While we have the music and newspaper industries flailing around trying to find relevancy and profits in todays web driven world Thomson Reuters gazed into their future a few years back and saw the rise of blogs, social networks and user generated content potentially start to erode percentage points off of their bottom line. They listened to their customers who were showing an interesting in all things “web 2.0” and instead of dismissing them and staying true to the old ways they started looking into ways give their customers what they wanted. This train of thought led them down the path of acquiring Clearforest, a company providing software solutions for semantic tagging and text processing to enterprises in various industries.
After the acquisition TR took the basis of the Clearforest tagging offering and unveiled the Open Calais project. TR has some really smart folks in their org, not only in tech group but also on the business development team. When they launched the semantic service the key word was “Open”. From the get go it was about giving people an enterprise level semantic processing engine with zero barrier to test it out to see what kinds of integrations and services developers would come up with. For a company that spends billions of dollars a year producing and aggregating content they knew that to evolve the service they needed to enlist numbers only seen when handing over the keys to the car and letting developers take it for a spin at no cost.
Today the Open Calais service has over 10,000 developers building services and applications on top of their platform and sees around 3,000,000 calls come each day. While startups and the VC community burned millions chasing the “semantic web” to build homegrown engines and services TR has commoditized the hell out of the semantic web providing a great service for FREE that anyone can sign up for and instantly benefit from.

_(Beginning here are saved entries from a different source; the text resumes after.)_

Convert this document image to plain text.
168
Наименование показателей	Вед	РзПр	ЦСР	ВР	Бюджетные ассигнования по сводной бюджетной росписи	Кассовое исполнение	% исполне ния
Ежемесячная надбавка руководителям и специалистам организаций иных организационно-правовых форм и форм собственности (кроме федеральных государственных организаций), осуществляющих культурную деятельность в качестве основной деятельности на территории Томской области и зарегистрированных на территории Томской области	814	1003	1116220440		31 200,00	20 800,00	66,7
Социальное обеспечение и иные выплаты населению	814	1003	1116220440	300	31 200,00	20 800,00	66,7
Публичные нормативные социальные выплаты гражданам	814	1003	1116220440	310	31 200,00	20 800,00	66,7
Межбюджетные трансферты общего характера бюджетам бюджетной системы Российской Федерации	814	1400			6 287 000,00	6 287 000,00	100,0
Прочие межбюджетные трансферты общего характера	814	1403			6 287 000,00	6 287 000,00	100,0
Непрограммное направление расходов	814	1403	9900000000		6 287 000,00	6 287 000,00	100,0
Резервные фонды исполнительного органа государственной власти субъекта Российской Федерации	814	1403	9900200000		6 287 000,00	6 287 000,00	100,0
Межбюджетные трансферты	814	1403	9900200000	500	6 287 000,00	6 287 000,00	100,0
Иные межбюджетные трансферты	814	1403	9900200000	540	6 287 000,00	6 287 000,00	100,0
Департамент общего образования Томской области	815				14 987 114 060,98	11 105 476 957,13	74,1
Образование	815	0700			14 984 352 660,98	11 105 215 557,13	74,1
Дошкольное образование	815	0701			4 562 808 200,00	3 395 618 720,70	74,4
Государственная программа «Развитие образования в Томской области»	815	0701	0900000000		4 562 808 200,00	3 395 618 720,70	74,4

One really interesting project that is making use of the free service is Harvard and their Media Cloud research project. The project aims to prove an open service to track all forms of media as it is produced and spreads around the globe from main news outlets through to blogs and the rest of the long tail of content production.
The free service will suffice a lot of developers/publishers needs providing 40,000 API calls a day and up to four transactions per second. If you are interested in giving it a test run sign up for a key here.
For those developers and enterprises out there that need a little more heft in the transaction department or need an SLA in place to make the folks who are singing your paychecks a little more comfortable they also provide a professional service that touts 2,000,000 per day at a 20 call per second clip as well as a premise based solution that you could bring inside your firewall should you have such constraints due to your data retention/storage needs. Quick side note to clarify, at no time does the Open Calais web service store your data, they process it, provide you back the meta data about it, then throw it away. They state as much in their terms but thought I would point that out since I know how much everyone loves reading terms of service pages.
So back to the big news they are announcing.
Expect this to be the initial list in a long line of content producers/partners that the project will be announcing this year.
On the technology side they announced yesterday what will be included in their new 4.1 release as well as their 4.2 update that will be coming out shortly. With these two updates TR is providing what they refer to as ’social tags’ which provide more natural language tag results to content such as “new movie releases” instead of just “entertainment” as well as support for Spanish.
One other little fun/timely offering they are unveiling is a add-on in what they call a “fact pack” to their company ontology that will provide recession related content such as layoffs, earnings, accounting changes, etc.
If the TR folks keep down the path they have been following in a couple years they will be well on their way to being the defacto semantic engine that everyone in the web community will turn to in order to tag and gain relevancy and insight into their content.
Follow my real time posts from the conference as well as a recap of on the event here later in the week.
CDYKES: Great article and tremendous exmaple of the leverage that can be gained through a ‘web services’ model. With 10,000 developers developing to this service, applications and web businesses are being built that could never have been envisioned by a single company. The resulting business development funnel is fat with prospects for the ultimate end game carrot: the monetized API.